The usual approach to implementing portable high performance kernels is to use vendor optimized libraries that implement standard APIs like the MPI, BLAS, LAPACK or FFTW interface, and to use standardized annotations like OpenMP or OpenACC to convey parallelization opportunities. This leaves performance optimization to the experts knowing the platform and allows application programmers to focus on functionality. The application programmers are free to use any language for which the libraries have bindings to implement functionality not supported by libraries, and to mix and match libraries. We present a new take on this tried-and-true concept:
We interpret a subset of BLAS1/2/3, FFTW, and OpenMP, and a subset of C as a domain specific language targeted at implementing HPC kernels. We then use a domain specific compiler to extract a high level specification in SPIRAL's operator language from a program implemented in the domain specific language, and perform high level cross library-call optimizations and convert loops over library calls into aggregate/batch calls. Finally, we translate the resulting representation into native code for an Intel Haswell CPU, an Intel Xeon PHI GPU, and a near-memory accelerator that is part of a 3D logic/DRAM stack that we developed in the context of the DARPA PERFECT program. For the PERFECT benchmark suite's STAP kernel (space time adaptive processing), the library based source code then runs unmodified across the 3 test platforms and fully leverage their performance capabilities.

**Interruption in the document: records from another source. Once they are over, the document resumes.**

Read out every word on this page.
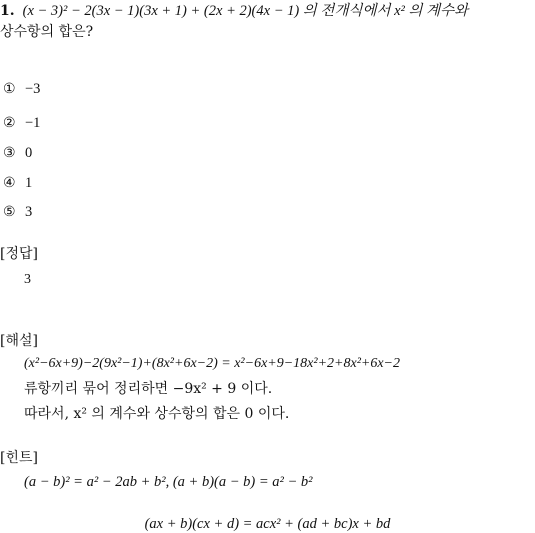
1. (x − 3)² − 2(3x − 1)(3x + 1) + (2x + 2)(4x − 1) 의 전개식에서 x² 의 계수와
상수항의 합은?
① −3
② −1
③ 0
④ 1
⑤ 3
[정답]
3
[해설]
(x²−6x+9)−2(9x²−1)+(8x²+6x−2) = x²−6x+9−18x²+2+8x²+6x−2
류항끼리 묶어 정리하면 −9x² + 9 이다.
따라서, x² 의 계수와 상수항의 합은 0 이다.
[힌트]
(a − b)² = a² − 2ab + b², (a + b)(a − b) = a² − b²
(ax + b)(cx + d) = acx² + (ad + bc)x + bd
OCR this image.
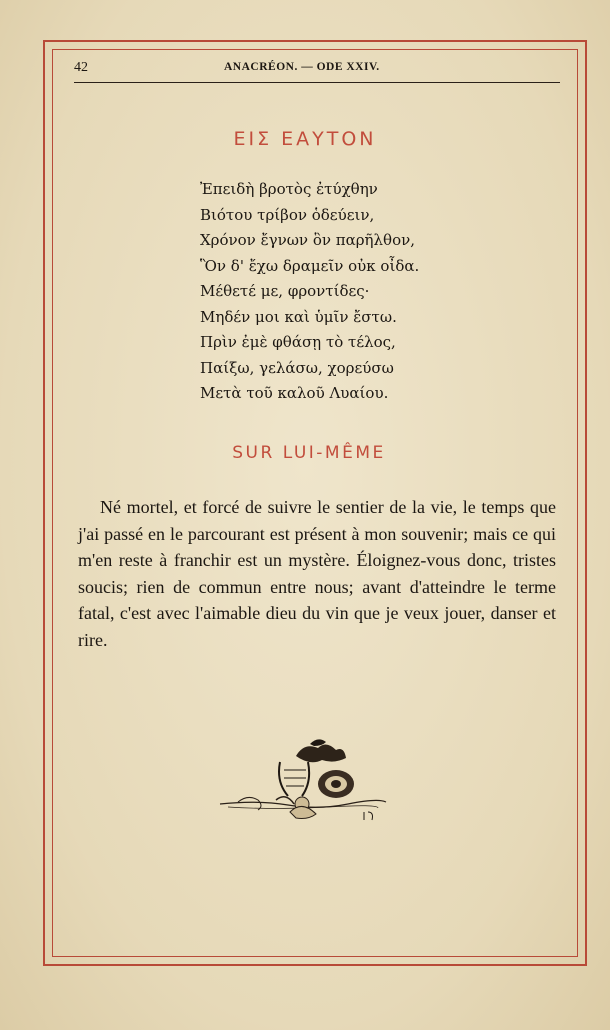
42	ANACRÉON. — ODE XXIV.
ΕΙΣ ΕΑΥΤΟΝ
Ἐπειδὴ βροτὸς ἐτύχθην
Βιότου τρίβον ὁδεύειν,
Χρόνον ἔγνων ὃν παρῆλθον,
Ὃν δ' ἔχω δραμεῖν οὐκ οἶδα.
Μέθετέ με, φροντίδες·
Μηδέν μοι καὶ ὑμῖν ἔστω.
Πρὶν ἐμὲ φθάσῃ τὸ τέλος,
Παίξω, γελάσω, χορεύσω
Μετὰ τοῦ καλοῦ Λυαίου.
SUR LUI-MÊME

Né mortel, et forcé de suivre le sentier de la vie, le temps que j'ai passé en le parcourant est présent à mon souvenir; mais ce qui m'en reste à franchir est un mystère. Éloignez-vous donc, tristes soucis; rien de commun entre nous; avant d'atteindre le terme fatal, c'est avec l'aimable dieu du vin que je veux jouer, danser et rire.
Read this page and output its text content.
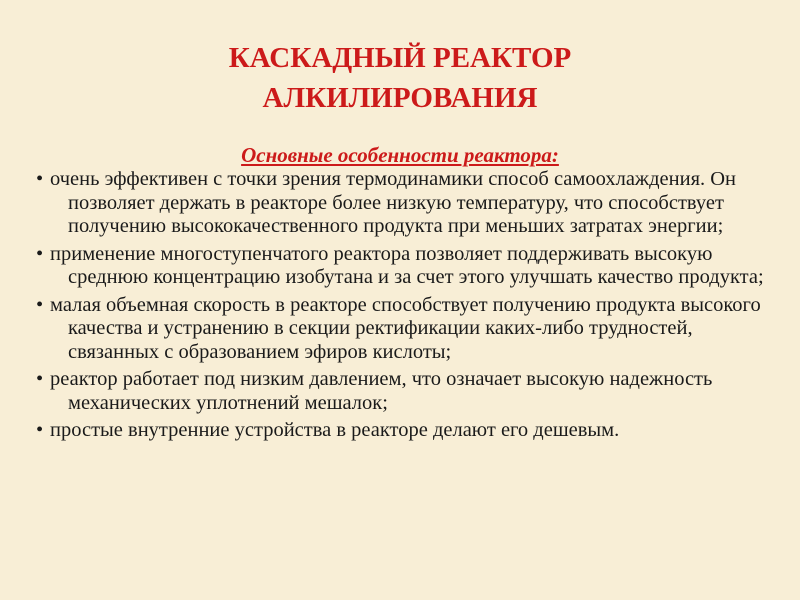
КАСКАДНЫЙ РЕАКТОР
АЛКИЛИРОВАНИЯ

Основные особенности реактора:

• очень эффективен с точки зрения термодинамики способ самоохлаждения. Он позволяет держать в реакторе более низкую температуру, что способствует получению высококачественного продукта при меньших затратах энергии;
• применение многоступенчатого реактора позволяет поддерживать высокую среднюю концентрацию изобутана и за счет этого улучшать качество продукта;
• малая объемная скорость в реакторе способствует получению продукта высокого качества и устранению в секции ректификации каких-либо трудностей, связанных с образованием эфиров кислоты;
• реактор работает под низким давлением, что означает высокую надежность механических уплотнений мешалок;
• простые внутренние устройства в реакторе делают его дешевым.
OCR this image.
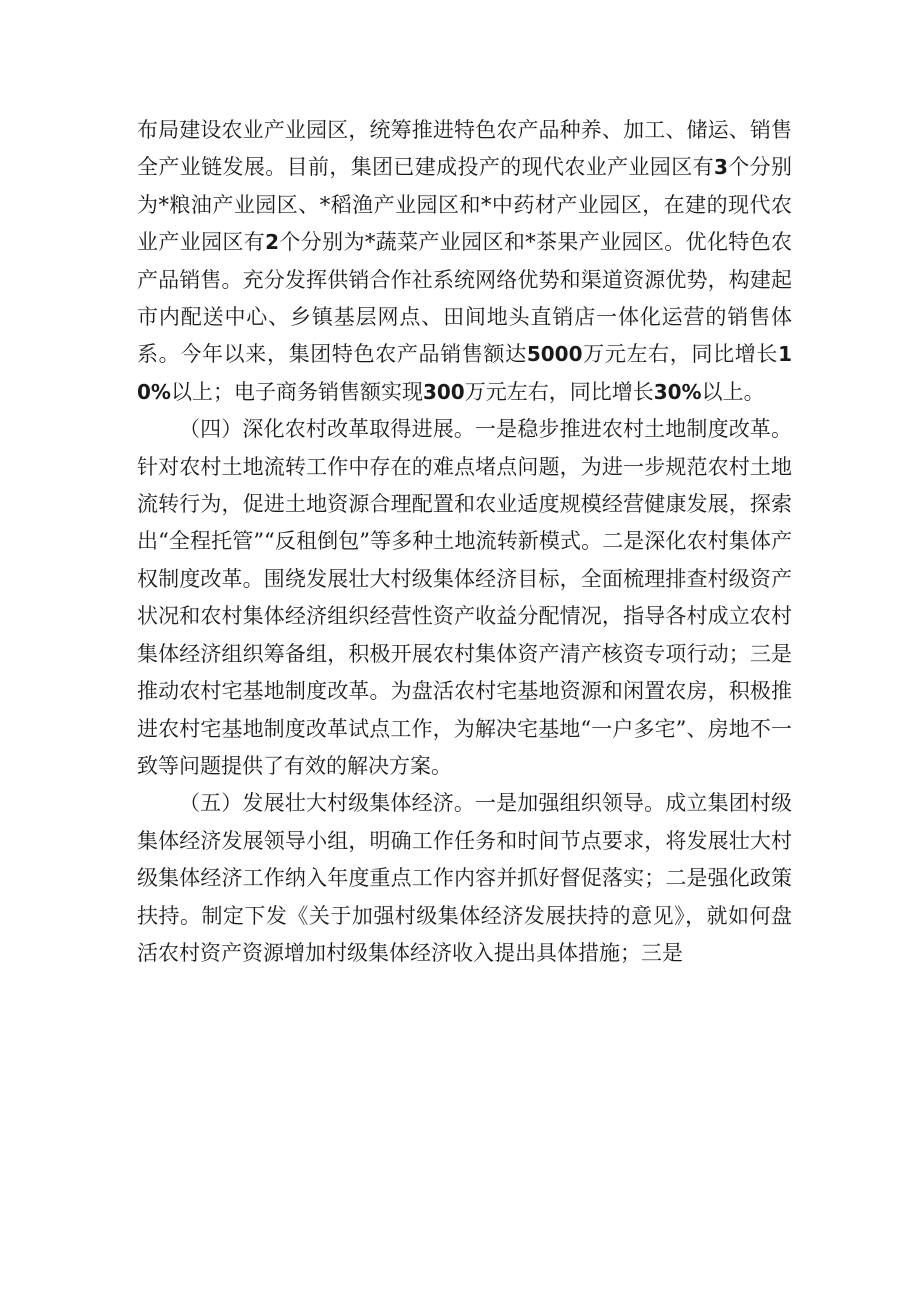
布局建设农业产业园区，统筹推进特色农产品种养、加工、储运、销售全产业链发展。目前，集团已建成投产的现代农业产业园区有3个分别为*粮油产业园区、*稻渔产业园区和*中药材产业园区，在建的现代农业产业园区有2个分别为*蔬菜产业园区和*茶果产业园区。优化特色农产品销售。充分发挥供销合作社系统网络优势和渠道资源优势，构建起市内配送中心、乡镇基层网点、田间地头直销店一体化运营的销售体系。今年以来，集团特色农产品销售额达5000万元左右，同比增长10%以上；电子商务销售额实现300万元左右，同比增长30%以上。

（四）深化农村改革取得进展。一是稳步推进农村土地制度改革。针对农村土地流转工作中存在的难点堵点问题，为进一步规范农村土地流转行为，促进土地资源合理配置和农业适度规模经营健康发展，探索出“全程托管”“反租倒包”等多种土地流转新模式。二是深化农村集体产权制度改革。围绕发展壮大村级集体经济目标，全面梳理排查村级资产状况和农村集体经济组织经营性资产收益分配情况，指导各村成立农村集体经济组织筹备组，积极开展农村集体资产清产核资专项行动；三是推动农村宅基地制度改革。为盘活农村宅基地资源和闲置农房，积极推进农村宅基地制度改革试点工作，为解决宅基地“一户多宅”、房地不一致等问题提供了有效的解决方案。

（五）发展壮大村级集体经济。一是加强组织领导。成立集团村级集体经济发展领导小组，明确工作任务和时间节点要求，将发展壮大村级集体经济工作纳入年度重点工作内容并抓好督促落实；二是强化政策扶持。制定下发《关于加强村级集体经济发展扶持的意见》，就如何盘活农村资产资源增加村级集体经济收入提出具体措施；三是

Franz Franchetti is an Associate Professor with the Department of Electrical and Computer Engineering at Carnegie Mellon University. He received the Dipl.-Ing. (M.Sc.) degree in Technical Mathematics and the Dr. techn. (Ph.D.) degree in Computational Mathematics from the Vienna University of Technology in 2000 and 2003, respectively. In 2006 he was member of the team winning the Gordon Bell Prize (Peak Performance Award) and in 2010 he was member of the team winning the HPC Challenge Class II Award (most productive system). Dr. Franchetti's research focuses on automatic performance tuning and program generation for emerging parallel platforms and algorithm/hardware co-synthesis. He targets multicore CPUs, clusters and high-performance systems (HPC), graphics processors (GPUs), field programmable gate arrays (FPGAs), FPGA-acceleration for CPUs, and logic-in-memory and 3DIC chip design. Within the Spiral effort, his research goal is to enable automatic generation of highly optimized software libraries for important kernel functionality. In other collaborative research threads, Dr. Franchetti is investigating the applicability of domain-specific transformations within standard compilers. He leads two DARPA projects in the HACMS and PERFECT program and is PI/Co-PI on a number of federal and industry grants.
This talk is organized by the Compilers and Languages Group at the Institute of Computer Languages.
Tea at the library of E185/1, Argentinierstr. 8, 4th floor (central) at 15:30.